Сердце зверя. Том 2. Шар судеб | страница 14



- Мое дело! - Хряк не отцепится и не уйдет, значит, уйдет она. Все равно надо собираться, а с Рассанной они еще простятся.

- Твое дело, говоришь? А грехи кто за тебя искупать станет? Наворотила ты - надо бы больше, ан некуда! Родню подвела, с еретиками и поганцами спозналась, беду в своем доме вырастила да другим подбросила - нате, ешьте, а сама сперва в кусты, потом - в печали. Сидеть тебе за такое в комарином болоте по уши, если искупить не поспеешь. Только не дурью всякой, не лбом об пол, задом кверху…

- Хватит, твою кавалерию! - рявкнула принцесса, поднимая пистолет. - Как жила, так и сдохну… Чем к моим грехам цепляться, свои бы искупал!

- А я что делаю? - хмыкнул епископ. - Сижу тут с тобой и искупаю. Что по молодости натворил, за то, спасибо доброму человеку, при Дараме худо-бедно расплатился. Поможет Создатель - и за несотворенное рассчитаюсь, и за злобу на того, кто за шкирку гордеца ухватил и от мерзости превеликой оттащил. Ты же - долг мой пастырский. Так не дам я тебе душу вместе с телом сгноить, даже если кусаться станешь! В Алат она собралась… Да кому ты там нужна, кроме доезжачего своего?

- Никому. - Слушать то, что и так ясно, становилось невмоготу. - Но ты мне еще больше не нужен.

- Экая брыкливая. - Бонифаций и не думал смотреть на вороненое дуло. - А покуда ты брыкаешься да задом бьешь, война идет, и нешуточная.
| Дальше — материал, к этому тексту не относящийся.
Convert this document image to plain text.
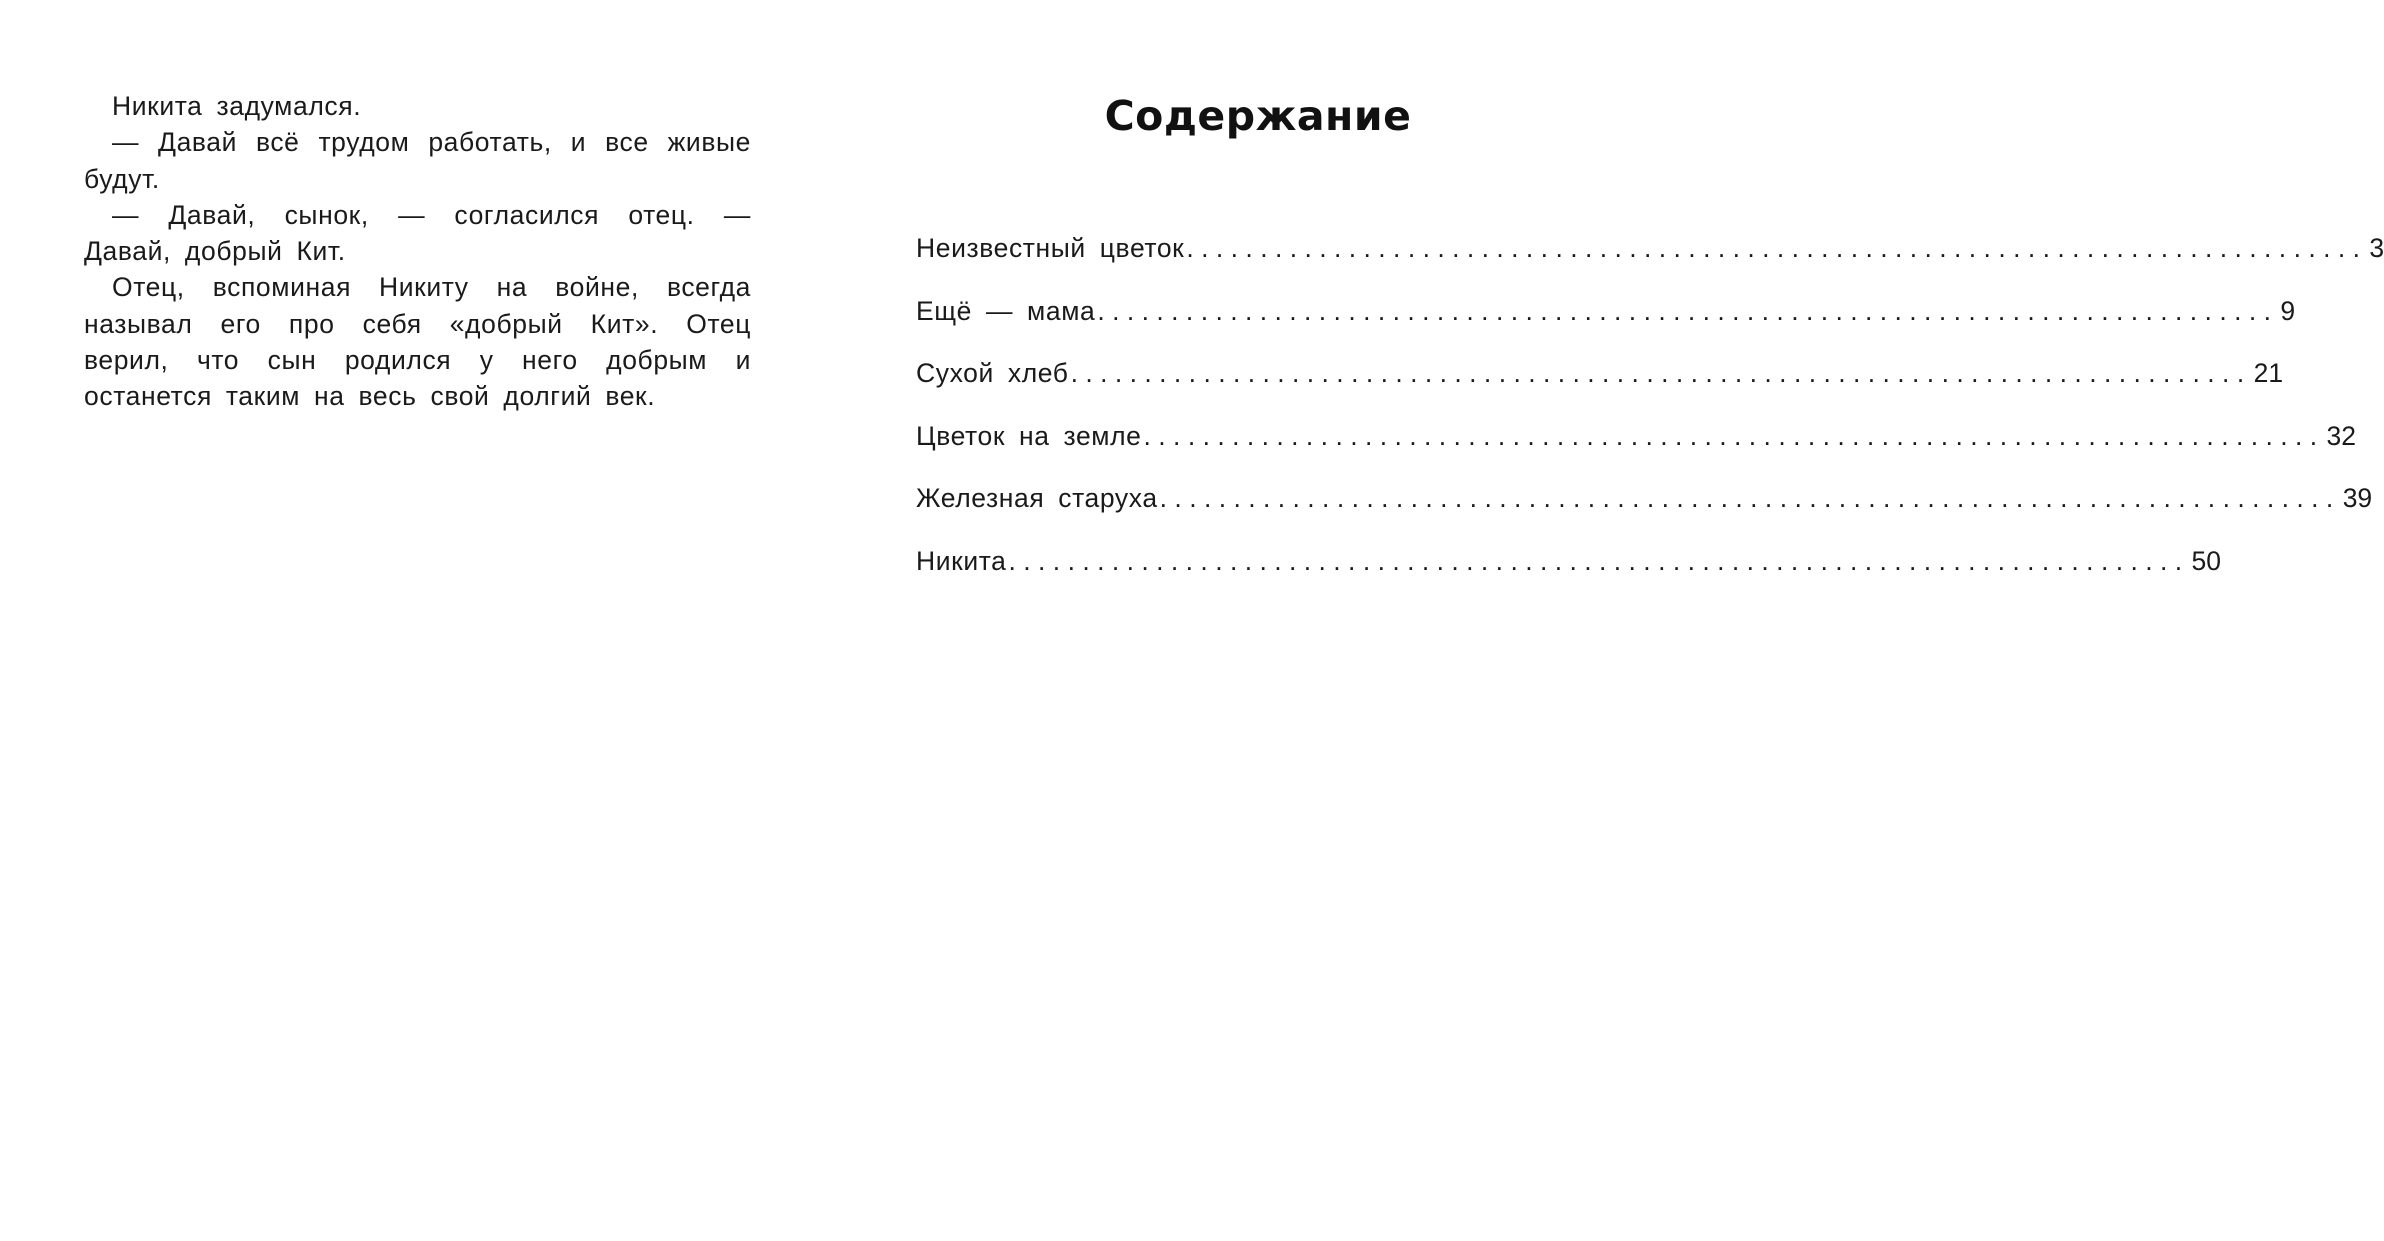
Никита задумался.

— Давай всё трудом работать, и все живые будут.

— Давай, сынок, — согласился отец. — Давай, добрый Кит.

Отец, вспоминая Никиту на войне, всегда называл его про себя «добрый Кит». Отец верил, что сын родился у него добрым и останется таким на весь свой долгий век.

Содержание
Неизвестный цветок ................................................................................ 3
Ещё — мама ................................................................................ 9
Сухой хлеб ................................................................................ 21
Цветок на земле ................................................................................ 32
Железная старуха ................................................................................ 39
Никита ................................................................................ 50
Она б и так началась - время пришло, но без Альдо твоего многих пакостей не случилось бы. Ты сему нечестивцу - бабка.

- Да, - удивляясь собственному спокойствию, признала Матильда, - я - бабка Альдо Ракана, а ты - наш враг. Пошел вон.

Олларианец зевнул и почесал нос.

- Убрала бы ты, дочь моя, пистолет, - изрек он. - Рука занемеет.


2


Мамины глаза лучились нежностью и лукавством. Такой она бывала, когда приносила подарки, радовавшие ее больше тех, кому они предназначались. Боясь спугнуть эту радость, маленький Руппи мужественно жевал противный инжир, а выросши, носил шитые серебром камзолы и усыпанные бриллиантиками кинжалы, годившиеся разве что для разделки персиков. Спасла бабушка, объявившая, что брат кесаря>1 должен быть воином и моряком, а не карамельным принцем. Руперт избавился от ненавистных блесток, но покатившиеся по маминым щекам слезы не забыл, даже окунувшись с головой во флотскую жизнь. То есть, конечно, забыл, но стоило очутиться в Фельсенбур-ге, и воспоминания вернулись, а с ними - страх огорчить или напугать. Зато все чаще вскипающее раздражение было чем-то новым и не сказать чтобы приятным.